Over the last 30 years or so our culture has been undergoing a digital revolution – digital technologies have become ingrained in our day-to-day life and we have been catapulted into the Information Age. Unlike the generations that have gone before them, the youth of today will have only known an on-demand digital lifestyle. This, coupled with an increasing reliance on digital technology, will have an impact on how people do business and how people will want to interact with government. To keep up with the change in culture and to help close the gap between the system and the people, it is up to governments to digitally transform the way they interact with people, deliver services and provide information.
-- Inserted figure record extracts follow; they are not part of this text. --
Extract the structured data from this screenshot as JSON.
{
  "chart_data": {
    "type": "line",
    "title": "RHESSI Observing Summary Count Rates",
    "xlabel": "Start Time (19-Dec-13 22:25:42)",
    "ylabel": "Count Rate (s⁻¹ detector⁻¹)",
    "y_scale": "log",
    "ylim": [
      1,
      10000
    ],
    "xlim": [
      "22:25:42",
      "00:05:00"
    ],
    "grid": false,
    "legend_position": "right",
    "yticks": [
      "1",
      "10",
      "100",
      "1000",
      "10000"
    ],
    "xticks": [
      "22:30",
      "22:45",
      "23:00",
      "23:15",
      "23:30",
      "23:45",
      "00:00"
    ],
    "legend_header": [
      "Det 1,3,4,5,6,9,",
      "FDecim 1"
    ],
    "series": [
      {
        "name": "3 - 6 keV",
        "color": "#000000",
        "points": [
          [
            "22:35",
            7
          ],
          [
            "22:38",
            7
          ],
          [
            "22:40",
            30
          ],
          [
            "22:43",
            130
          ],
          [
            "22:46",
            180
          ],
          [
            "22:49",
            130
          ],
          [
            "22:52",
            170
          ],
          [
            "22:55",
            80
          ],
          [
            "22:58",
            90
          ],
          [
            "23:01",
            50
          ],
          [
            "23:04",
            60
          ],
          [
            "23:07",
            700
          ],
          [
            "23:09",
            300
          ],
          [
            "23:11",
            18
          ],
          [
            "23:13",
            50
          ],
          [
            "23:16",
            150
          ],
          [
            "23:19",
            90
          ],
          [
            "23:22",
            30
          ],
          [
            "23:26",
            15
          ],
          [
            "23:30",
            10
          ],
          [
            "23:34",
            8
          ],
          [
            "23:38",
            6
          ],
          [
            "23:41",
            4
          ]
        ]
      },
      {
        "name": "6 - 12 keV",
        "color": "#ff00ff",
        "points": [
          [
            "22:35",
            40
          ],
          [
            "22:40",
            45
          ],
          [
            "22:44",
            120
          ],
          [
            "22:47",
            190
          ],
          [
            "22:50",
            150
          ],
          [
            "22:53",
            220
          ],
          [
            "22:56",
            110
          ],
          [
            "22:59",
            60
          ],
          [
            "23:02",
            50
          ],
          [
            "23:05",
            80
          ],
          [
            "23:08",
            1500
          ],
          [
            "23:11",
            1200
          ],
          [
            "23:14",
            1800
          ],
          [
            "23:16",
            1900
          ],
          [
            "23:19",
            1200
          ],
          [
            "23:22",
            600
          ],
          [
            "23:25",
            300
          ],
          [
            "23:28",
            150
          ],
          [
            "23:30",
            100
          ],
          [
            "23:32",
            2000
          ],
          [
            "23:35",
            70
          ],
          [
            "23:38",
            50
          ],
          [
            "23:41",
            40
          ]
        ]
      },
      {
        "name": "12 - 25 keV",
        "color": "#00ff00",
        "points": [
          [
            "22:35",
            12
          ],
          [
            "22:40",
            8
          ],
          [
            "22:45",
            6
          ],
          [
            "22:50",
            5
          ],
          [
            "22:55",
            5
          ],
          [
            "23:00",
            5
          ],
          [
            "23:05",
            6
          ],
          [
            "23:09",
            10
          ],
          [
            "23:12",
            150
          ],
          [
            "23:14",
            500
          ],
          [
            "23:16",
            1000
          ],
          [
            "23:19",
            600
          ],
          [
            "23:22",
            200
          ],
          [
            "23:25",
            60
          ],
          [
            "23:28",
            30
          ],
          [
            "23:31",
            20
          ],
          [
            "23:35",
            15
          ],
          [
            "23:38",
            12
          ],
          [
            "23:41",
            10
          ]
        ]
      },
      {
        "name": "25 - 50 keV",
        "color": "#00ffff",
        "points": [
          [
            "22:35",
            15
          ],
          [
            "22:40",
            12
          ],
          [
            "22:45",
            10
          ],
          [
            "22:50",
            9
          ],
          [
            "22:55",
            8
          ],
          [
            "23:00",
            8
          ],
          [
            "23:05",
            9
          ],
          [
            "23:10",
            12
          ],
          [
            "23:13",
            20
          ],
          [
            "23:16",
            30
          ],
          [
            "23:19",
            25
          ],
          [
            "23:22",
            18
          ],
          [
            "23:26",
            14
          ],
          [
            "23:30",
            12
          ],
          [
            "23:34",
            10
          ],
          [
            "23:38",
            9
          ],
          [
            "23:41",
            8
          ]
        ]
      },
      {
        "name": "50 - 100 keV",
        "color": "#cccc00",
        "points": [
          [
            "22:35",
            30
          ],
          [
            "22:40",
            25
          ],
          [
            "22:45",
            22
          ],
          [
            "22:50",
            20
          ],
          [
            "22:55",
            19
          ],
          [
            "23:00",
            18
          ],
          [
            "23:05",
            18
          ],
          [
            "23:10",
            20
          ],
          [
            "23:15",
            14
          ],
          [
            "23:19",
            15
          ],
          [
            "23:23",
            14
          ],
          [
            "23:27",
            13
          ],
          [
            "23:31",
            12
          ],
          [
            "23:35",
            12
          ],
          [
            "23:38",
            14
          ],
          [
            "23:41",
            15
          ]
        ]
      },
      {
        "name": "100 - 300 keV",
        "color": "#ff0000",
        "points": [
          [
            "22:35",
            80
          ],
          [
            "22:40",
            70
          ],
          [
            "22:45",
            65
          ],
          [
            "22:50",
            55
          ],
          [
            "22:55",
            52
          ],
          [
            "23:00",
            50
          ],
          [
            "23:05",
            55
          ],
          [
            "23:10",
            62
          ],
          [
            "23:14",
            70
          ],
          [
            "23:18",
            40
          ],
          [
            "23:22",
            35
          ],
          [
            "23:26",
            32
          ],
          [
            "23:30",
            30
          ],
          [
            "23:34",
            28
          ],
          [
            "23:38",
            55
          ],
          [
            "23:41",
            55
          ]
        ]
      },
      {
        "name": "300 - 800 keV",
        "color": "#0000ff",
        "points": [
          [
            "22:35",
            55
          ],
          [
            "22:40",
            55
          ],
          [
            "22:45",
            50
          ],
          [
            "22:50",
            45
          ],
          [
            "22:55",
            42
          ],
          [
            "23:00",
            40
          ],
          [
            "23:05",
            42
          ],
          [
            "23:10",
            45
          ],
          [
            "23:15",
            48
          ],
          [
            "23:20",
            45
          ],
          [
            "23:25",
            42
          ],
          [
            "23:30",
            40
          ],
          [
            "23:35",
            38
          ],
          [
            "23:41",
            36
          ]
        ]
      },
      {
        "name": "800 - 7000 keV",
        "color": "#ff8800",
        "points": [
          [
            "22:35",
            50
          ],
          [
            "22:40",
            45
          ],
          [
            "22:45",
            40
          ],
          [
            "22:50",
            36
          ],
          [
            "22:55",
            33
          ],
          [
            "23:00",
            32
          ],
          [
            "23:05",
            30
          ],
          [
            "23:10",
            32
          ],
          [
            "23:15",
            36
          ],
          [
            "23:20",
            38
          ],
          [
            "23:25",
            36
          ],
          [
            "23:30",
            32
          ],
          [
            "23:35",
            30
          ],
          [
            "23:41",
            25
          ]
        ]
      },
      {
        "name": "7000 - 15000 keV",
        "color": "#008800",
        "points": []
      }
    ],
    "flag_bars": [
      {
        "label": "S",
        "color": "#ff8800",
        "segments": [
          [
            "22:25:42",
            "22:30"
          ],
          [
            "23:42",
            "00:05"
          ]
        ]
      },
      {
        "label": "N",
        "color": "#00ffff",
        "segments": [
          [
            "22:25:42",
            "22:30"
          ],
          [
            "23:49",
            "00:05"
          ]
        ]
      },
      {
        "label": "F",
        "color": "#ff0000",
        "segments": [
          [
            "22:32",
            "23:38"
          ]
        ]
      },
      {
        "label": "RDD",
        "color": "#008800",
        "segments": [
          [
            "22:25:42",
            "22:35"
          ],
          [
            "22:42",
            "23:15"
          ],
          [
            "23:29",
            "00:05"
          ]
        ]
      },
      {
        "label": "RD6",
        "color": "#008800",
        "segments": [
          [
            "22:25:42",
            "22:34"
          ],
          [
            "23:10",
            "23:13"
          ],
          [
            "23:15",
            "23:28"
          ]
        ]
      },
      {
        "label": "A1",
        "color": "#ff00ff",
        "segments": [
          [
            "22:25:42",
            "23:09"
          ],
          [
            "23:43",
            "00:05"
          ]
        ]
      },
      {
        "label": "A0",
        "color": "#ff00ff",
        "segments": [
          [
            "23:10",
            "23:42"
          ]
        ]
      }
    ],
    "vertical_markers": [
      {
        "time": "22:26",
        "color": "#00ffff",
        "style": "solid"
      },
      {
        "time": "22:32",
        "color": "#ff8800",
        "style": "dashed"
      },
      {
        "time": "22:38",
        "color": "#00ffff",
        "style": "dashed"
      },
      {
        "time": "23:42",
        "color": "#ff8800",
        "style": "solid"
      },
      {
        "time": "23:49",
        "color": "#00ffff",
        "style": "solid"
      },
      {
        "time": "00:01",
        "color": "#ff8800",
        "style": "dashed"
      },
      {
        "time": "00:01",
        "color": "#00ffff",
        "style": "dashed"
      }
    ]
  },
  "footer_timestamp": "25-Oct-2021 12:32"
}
Digital Transformation in Government
Generally speaking, digital transformation refers to the changes that occur when digital technologies are applied to all aspects of our society. From a government perspective, digital transformation is the process of whole scale change that affects governmental functions, from customer service to technology, to communications and marketing. At its most simple, digital transformation is the concept of going paperless and aims to help make communication between citizens and the government easier, more appealing and more efficient. This process of change can be especially challenging for governments as governmental systems are often rigid and bogged down by policy, procedure and tradition.
Efficiency vs Complexity
As we move toward a more digitally reliant society, tolerance for "old ways" of interacting with a government department or service provider, especially by younger generations, is decreasing. Nobody wants to waste time in queue, fill out and lodge paper forms, or spend time on hold listening to elevator music on repeat. In response to changing technologies and customer needs, governments should be able to move away from paper forms and queues and instead provide people with no fuss, streamlined digital services where their needs can be effectively, efficiently and easily met. But governments can be very complex beasts – sometimes way more so than they need to be – and this complexity can get in the way of effective and efficient interaction with people. In most cases there is a big, yawning gap between governments and their citizens.
An Imbalance of Power
Traditionally Governments hold all the information, all the knowledge and all the power. At the other end of the spectrum exists the citizen, the customer of the government, who holds very little power and is just trying to get access to the information and services they are entitled to. In some cases, where Governments have started the process of digital transformation and have come online, information and services are scattered between hundreds of different webpages and systems. This makes information hard to find, hard to access and unintentionally continues to enforce the asymmetrical relationship between people and the Government which digital transformation aims to correct. For these reasons well thought out and well planned digital systems are vital to good service provision.
A Revolution in Relationships
The digital transformation of a government's services presents an opportunity to re-balance the relationship between people and government. That is – close the gap. Richard Foy, GM for Digital Transformation DIA in the New Zealand public service, at the FWD_LIVE Government Technology Forum in Wellington this year, stated that the digital transformation in government is about "moving the public service into a much more unified team. Where we work together around delivering integrated services and provide experiences that actually make sense, are meaningful for people and work within the channels that they are used to working in, at the moments in their lives where it is most useful."
By this he means that not only should governments have good digital services, but also that there are opportunities arising for governments to work with partners, to have their digital services open, so that they can be embedded in other channels and organisations that are also meaningful. This could be in the form of services that allow people to check their passport validity or apply for visas when they book their overseas travel.
New Zealand's 3 Dimensional Model
In his address, Foy also puts forward the concept of a 3D model for digital transformation. In the NZ model three key "vision" areas were identified to help the Government provide high quality, effective and efficient digital services:
- Customer vision – this is the idea that it should be easy to transact with the Government, so easy in fact that people will choose to do so. People are digital by choice.
- Service vision – that digital services are designed in the right way (seamless, smart and secure). Government services are digital by design.
- System vision – the capabilities, ways of being and ways of thinking that will make the public service digital by choice and digital by design. Government services are digital by default.
These "vision" areas aim to help the New Zealand Government better communicate and connect with those who need their information and services. As Foy notes, it is not the role of the citizen to close the gap between themselves and the government, but rather it is the role of the government. It is also the role of government to make sure left hand is talking to the right hand and to ensure that the information and services they provide are accessible to those who require them. Thus the digital transformation of government aims to create a unified, connected experience of people with the government.